Tiene algo haciendo corto.. por el volumen bajo, y se autoapaga para evitar el corto. Subí una foto en buena calidad de la PCB de ambos lados para que podamos ayudarte entre todos. De todas formas, con 2 amper, 12V tendría que andar. No distorsionaría, solamente puede cortar (clipping) cuando el volumen de entrada es alto debido a la falta de corriente. La distorsion, no la vas a poder sacar, porque a máximo volumen la distorsion es de más de 10%. Es horrible. Pero bueno, por eso es un componente barato. 
Si querés mucha calidad, con ese voltaje, tenés el TDA2005 (20W) o el TDA1562 (50w) este ultimo anda muy bien.
Saludos y esperamos las fotos.


----------



## zambranorodolfo10 (Nov 20, 2010)

bueno ya solucione el problema,gracias a todos era la fuente,consume muchos amperes,un saludo,no tengo camara si no les mandaba fotos,


----------



## edubr (Dic 3, 2010)

Bom dia a todos. Sou novato aqui no fórum e no ramo da eletrônica também. Sou brasileiro.

Bom, tenho um problema e gostaria de contar com a ajuda de vocês.
Tenho um subwoofer com falante 2+2 , 60W ativo com TDA8560Q e com um TL074CN na entrada. O TDA8560Q tem 2 canais de 40W cada para 2ohm, e cada canal está ligado a uma bobina do subwoofer.

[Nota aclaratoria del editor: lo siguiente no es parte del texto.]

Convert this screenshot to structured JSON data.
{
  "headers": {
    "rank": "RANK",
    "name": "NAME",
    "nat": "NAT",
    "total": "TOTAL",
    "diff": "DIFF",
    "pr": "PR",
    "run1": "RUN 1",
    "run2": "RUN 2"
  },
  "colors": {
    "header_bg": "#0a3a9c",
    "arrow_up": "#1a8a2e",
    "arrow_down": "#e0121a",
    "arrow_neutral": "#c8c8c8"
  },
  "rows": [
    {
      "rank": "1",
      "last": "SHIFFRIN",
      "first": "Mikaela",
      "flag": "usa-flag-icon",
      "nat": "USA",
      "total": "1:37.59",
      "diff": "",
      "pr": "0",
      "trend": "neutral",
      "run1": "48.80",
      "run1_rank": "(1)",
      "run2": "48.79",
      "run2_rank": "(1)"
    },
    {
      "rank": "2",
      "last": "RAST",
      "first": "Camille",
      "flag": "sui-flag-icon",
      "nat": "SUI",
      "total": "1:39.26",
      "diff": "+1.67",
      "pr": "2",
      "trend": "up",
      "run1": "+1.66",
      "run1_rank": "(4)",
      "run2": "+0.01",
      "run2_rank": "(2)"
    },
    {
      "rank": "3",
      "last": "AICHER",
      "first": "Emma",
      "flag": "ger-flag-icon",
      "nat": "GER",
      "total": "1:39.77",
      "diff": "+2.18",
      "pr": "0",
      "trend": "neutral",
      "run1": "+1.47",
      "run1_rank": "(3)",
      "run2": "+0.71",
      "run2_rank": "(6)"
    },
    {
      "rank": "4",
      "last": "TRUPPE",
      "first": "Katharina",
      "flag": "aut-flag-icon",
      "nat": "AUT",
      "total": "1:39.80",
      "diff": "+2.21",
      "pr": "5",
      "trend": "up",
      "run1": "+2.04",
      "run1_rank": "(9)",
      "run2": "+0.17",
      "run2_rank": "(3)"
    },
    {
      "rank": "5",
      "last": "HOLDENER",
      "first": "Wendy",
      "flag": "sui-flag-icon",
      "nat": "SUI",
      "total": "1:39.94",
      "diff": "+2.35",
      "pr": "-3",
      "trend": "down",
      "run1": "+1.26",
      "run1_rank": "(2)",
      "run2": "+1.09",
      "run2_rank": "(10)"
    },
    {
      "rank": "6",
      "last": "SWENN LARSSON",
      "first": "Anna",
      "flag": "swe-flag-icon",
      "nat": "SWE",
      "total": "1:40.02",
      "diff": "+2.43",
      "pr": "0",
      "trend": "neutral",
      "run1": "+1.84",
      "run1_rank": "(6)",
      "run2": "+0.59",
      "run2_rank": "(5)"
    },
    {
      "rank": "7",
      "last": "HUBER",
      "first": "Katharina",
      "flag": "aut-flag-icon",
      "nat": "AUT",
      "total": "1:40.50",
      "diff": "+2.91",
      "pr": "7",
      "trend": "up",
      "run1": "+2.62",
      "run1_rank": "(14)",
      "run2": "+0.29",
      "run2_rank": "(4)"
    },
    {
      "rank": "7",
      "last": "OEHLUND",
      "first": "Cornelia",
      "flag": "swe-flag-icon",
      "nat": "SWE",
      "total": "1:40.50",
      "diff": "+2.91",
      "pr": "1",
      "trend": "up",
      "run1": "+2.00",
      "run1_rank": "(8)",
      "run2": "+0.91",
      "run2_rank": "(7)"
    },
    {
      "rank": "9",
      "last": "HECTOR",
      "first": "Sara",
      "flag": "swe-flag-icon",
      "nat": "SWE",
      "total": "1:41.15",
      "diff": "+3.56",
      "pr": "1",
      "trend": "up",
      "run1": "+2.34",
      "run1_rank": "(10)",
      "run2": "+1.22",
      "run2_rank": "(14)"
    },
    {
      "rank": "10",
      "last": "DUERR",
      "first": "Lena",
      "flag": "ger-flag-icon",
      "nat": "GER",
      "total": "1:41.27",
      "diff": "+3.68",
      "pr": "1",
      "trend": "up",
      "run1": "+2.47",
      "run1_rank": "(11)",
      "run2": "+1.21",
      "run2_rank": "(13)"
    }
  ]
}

O problema: esse sistema apresenta um "soluço" enquanto tem sinal na entrada. Já troquei todos os capacitores, troquei o TL074, troquei o TDA8560 e não resolveu. Esse "soluço" só para se desligar um dos canais do TDA. Ou seja: ligar as bobinas em série em um canal. Ou somente uma bobina ligada em um canal. Indepentende da bobina e do canal.

O pode ser feito? 

Tem fotos do circuito aqui:
http://img6.imageshack.us/img6/6604/sam0245n.jpg 
http://img337.imageshack.us/img337/2995/sam0246c.jpg 

E um vídeo: 





Agradeço a todos.


----------



## pipa09 (Dic 3, 2010)

edubr dijo:


> Bom dia a todos. Sou novato aqui no fórum e no ramo da eletrônica também. Sou brasileiro.
> 
> Bom, tenho um problema e gostaria de contar com a ajuda de vocês.
> Tenho um subwoofer com falante 2+2 , 60W ativo com TDA8560Q e com um TL074CN na entrada. O TDA8560Q tem 2 canais de 40W cada para 2ohm, e cada canal está ligado a uma bobina do subwoofer.
> ...


 
Por lo que se ve es un circuito comercial, 

Probaste intercambiar las entradas de audio del TDA? Porque si lo cambiaste, es muy posible que la falla la este provocando el TL074


----------



## edubr (Dic 5, 2010)

Sí, hecho esta prueba. Y sustituye a la TL074 y la TDA8560Q. Y también todos los condensadores. Y no se resuelve.


----------



## pipa09 (Dic 5, 2010)

edubr dijo:


> Sí, hecho esta prueba. Y sustituye a la TL074 y la TDA8560Q. Y también todos los condensadores. Y no se resuelve.


 
Injectaste señal desde otro dispositivo a la entrada del TDA8560Q, sin pasar por el TL?


----------



## edubr (Dic 6, 2010)

Sí y el problema continua. Parecía ser causada por la TL074, ya que se produjo el problema con menor intensidad. Yo desconectado el TL074 y inyecta directamente en la entrada de señal del TDA y el problema no se repite.

Podría ser el subwoofer?

Cambié el TL, ADT, todos los condensadores y nada funcionó.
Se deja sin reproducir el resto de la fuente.